Holy Griswald! (#33 Complete)

Praise Be To Holy Griswald!

I completed another goal on my Day Zero Project II list. Huzzah! This one was fairly straightforward, but incredibly silly. Have you met Griswald before? He’s part of my core group of plushies. And as such, I kind of carry him around with me in my day-to-day. He usually comes downstairs with me and Master Pravus usually does a completely ridiculous voice for him. I do it too sometimes, but Griswald’s personality is really Master Pravus’ invention. I bring this up because it’s kind of necessary to explain the monstrosity of what’s going on in the painting above.

So uh. First of all. I can’t actually paint. (I realize you could actually tell that. Ha ha, thank mew!) But, I like painting my stuffed animals from time to time and I had actually (along with Master Pravus) been talking about how I wanted to decorate the Green Room (which is in complete shambles right now while we slowly unpack everything). One of the things Master Pravus suggested was that I paint a picture of Griswald to frame and put up in there. Originally I had thought “you know, why don’t I do that?” But I struggled so much with how to paint him. Griswald is a little monster, an alchemical genius who harvests fresh frog’s breath and uses it for his own purposes. (I. Uh. Sorry if you’re still reading this at this point.)

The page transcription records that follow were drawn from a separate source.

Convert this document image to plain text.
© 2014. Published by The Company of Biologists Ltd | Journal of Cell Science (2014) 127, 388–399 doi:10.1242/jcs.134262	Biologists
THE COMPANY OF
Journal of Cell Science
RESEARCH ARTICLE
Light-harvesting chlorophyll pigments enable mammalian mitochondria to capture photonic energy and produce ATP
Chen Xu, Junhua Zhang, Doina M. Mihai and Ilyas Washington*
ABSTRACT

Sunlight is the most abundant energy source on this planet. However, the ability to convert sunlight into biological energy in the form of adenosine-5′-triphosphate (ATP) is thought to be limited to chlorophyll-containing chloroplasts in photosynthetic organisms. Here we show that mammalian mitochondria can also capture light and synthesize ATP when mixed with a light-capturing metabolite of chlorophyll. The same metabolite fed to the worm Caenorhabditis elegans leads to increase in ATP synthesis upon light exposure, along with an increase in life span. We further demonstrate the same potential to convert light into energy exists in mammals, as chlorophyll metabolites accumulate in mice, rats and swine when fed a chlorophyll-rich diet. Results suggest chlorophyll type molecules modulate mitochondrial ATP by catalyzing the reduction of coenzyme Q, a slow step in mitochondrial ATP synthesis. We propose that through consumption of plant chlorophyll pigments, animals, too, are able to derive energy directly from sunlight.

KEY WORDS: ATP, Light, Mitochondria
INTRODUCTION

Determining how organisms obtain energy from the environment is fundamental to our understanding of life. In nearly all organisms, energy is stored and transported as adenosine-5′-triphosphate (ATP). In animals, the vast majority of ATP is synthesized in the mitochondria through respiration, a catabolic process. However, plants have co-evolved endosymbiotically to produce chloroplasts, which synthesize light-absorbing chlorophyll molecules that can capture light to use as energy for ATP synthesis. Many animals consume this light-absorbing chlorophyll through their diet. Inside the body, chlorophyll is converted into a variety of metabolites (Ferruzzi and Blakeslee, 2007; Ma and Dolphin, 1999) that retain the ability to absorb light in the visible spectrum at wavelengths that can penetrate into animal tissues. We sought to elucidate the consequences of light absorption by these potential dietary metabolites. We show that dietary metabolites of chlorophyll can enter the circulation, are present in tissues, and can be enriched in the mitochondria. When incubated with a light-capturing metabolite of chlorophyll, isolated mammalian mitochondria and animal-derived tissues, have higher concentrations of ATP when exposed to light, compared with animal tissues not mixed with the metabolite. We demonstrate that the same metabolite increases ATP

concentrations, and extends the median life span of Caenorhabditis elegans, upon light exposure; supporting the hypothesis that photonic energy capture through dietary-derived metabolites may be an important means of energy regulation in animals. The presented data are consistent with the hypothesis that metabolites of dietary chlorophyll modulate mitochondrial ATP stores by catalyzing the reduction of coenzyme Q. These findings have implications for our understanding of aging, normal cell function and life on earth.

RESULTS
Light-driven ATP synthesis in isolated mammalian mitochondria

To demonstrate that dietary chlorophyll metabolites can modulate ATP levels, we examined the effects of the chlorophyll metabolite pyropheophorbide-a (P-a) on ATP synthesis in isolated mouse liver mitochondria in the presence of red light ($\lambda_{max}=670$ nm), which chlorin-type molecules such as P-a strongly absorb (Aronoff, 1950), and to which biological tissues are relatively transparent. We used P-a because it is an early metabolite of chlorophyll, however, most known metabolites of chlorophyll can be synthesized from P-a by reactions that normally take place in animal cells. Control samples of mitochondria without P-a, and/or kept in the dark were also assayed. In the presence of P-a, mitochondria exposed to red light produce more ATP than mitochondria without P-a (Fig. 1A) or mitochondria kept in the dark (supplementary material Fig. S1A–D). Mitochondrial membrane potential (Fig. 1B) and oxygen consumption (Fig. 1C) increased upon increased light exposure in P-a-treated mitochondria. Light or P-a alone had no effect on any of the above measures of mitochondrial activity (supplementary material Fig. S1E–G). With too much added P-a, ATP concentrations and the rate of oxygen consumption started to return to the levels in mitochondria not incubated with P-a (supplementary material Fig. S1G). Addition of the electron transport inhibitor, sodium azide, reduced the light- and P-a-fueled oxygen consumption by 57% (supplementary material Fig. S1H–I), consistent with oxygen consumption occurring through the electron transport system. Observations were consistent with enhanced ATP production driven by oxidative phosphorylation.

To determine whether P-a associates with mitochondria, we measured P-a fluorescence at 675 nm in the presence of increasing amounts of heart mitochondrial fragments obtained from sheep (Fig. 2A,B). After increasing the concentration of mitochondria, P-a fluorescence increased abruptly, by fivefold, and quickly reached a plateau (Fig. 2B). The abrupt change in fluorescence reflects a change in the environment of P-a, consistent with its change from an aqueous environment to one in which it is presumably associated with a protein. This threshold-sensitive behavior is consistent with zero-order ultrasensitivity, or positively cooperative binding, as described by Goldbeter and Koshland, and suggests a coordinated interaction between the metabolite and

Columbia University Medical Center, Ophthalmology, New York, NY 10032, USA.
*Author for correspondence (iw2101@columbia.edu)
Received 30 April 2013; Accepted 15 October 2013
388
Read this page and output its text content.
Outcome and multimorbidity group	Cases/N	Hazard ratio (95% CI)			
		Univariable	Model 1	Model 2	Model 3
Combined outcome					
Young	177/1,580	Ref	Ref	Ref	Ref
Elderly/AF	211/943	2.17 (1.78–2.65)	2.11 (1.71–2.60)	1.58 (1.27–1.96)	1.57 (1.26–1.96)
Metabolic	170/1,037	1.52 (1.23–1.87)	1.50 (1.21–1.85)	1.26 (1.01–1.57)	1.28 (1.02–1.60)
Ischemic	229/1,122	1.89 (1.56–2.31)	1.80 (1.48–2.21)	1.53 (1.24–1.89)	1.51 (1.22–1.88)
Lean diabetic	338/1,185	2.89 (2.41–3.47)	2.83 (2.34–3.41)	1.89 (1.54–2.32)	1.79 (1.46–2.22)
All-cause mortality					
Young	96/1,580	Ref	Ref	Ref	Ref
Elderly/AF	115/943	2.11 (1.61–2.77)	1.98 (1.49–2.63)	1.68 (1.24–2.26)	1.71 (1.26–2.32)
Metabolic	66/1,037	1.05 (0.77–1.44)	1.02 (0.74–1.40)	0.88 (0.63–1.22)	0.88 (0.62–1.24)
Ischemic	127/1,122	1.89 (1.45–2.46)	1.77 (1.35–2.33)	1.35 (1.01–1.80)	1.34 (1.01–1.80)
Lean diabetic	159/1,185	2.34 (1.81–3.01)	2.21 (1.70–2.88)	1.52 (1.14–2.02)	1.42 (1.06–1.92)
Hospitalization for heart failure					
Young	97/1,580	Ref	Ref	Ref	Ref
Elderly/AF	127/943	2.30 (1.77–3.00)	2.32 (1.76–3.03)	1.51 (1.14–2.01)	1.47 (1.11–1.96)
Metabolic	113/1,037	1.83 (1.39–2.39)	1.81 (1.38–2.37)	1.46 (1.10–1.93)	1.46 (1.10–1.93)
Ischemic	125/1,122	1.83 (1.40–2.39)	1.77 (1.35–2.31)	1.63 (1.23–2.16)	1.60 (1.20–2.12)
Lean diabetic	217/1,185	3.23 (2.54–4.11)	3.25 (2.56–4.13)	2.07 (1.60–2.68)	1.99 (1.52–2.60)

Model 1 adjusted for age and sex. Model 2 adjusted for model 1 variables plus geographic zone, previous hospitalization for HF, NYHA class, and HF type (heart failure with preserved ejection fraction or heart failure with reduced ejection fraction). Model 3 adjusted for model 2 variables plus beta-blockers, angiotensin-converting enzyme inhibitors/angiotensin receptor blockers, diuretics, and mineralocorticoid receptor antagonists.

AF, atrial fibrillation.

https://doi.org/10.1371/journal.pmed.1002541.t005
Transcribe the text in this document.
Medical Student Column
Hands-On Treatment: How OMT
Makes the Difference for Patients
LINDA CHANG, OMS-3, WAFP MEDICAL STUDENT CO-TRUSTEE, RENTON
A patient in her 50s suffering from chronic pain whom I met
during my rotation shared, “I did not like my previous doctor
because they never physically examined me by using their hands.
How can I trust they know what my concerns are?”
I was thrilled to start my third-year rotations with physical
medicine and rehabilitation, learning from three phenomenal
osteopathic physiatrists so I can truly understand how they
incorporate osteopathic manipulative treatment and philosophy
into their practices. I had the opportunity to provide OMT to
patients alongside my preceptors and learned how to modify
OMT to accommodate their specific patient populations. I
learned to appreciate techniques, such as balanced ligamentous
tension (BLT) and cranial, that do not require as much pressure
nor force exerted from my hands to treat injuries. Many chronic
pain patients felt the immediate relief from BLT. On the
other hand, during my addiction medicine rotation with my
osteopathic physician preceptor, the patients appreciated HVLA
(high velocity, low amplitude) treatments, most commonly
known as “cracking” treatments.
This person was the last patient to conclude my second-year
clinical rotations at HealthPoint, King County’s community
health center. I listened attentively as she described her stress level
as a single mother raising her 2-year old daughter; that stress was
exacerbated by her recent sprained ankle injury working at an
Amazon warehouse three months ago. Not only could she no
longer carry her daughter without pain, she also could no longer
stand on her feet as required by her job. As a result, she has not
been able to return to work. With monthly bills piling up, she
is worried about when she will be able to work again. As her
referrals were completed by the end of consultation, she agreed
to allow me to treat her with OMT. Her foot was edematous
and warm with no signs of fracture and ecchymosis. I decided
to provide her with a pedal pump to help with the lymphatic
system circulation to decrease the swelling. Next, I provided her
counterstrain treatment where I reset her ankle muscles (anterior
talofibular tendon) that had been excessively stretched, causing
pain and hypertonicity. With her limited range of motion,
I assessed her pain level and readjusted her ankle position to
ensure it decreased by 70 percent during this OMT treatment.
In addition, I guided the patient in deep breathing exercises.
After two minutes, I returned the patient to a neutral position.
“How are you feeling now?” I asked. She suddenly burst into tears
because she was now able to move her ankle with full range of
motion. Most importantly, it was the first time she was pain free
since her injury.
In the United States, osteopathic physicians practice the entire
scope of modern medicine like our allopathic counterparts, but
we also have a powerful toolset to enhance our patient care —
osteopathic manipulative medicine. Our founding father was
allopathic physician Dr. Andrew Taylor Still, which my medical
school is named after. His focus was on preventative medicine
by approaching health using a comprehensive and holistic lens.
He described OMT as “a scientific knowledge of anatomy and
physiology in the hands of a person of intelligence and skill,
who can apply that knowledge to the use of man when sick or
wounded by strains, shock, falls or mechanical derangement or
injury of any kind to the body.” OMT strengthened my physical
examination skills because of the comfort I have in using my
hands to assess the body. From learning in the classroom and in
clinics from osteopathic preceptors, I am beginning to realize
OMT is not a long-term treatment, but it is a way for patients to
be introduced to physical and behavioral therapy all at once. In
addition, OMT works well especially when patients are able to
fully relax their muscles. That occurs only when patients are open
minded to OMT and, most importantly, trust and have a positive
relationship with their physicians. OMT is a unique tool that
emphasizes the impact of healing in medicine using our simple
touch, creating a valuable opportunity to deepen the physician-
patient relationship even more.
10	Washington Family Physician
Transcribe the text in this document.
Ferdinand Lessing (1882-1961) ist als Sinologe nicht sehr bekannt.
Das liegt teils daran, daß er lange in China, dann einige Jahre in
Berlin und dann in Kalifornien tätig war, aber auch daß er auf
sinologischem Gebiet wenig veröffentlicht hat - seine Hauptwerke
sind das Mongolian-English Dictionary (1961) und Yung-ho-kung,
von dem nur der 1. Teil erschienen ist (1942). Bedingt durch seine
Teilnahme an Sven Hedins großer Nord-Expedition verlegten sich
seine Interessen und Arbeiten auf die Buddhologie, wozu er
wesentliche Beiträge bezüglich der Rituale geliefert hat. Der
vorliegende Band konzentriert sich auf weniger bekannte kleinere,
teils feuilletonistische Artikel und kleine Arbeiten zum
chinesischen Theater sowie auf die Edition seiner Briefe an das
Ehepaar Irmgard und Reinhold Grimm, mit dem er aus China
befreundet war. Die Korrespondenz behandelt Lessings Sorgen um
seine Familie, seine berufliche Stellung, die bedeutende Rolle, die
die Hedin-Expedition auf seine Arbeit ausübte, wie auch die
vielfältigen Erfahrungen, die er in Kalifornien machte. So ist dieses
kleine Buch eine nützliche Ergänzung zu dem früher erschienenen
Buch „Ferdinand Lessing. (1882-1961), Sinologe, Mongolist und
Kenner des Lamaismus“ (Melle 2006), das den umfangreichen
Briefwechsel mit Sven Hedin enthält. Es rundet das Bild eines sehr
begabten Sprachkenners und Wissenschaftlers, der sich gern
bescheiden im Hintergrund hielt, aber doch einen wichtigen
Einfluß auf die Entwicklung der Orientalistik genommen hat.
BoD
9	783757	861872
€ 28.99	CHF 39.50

So I thought about doing something incredibly contrary to his personality, like maybe paint him in an angelic pose, sleeping on a cloud but none of the pictures were coming out right. It was then that I got the absolutely revolting idea to paint him in the likeness of Christ. The worst part though, is that Griswald has really stubby arms, which were somewhat hard to paint holding his relics. Ack!

I realize it looks like Griswald is holding a bink.. But that’s not really a bink! It’s a gom jabbar! (Griwald really took to Dune, OK?) And yes, I realize he looks like he’s wearing bee antennae but it’s really a clever disguise so that he can sneak in amongst the bees and speak their language. And that cloud is obviously not a heavenly cloud. Yes, it’s frog’s breath.

So. Uh. You now know more than you ever needed or wanted to know about Griswald if you managed to get this far. One more goal checked off! Huzzah!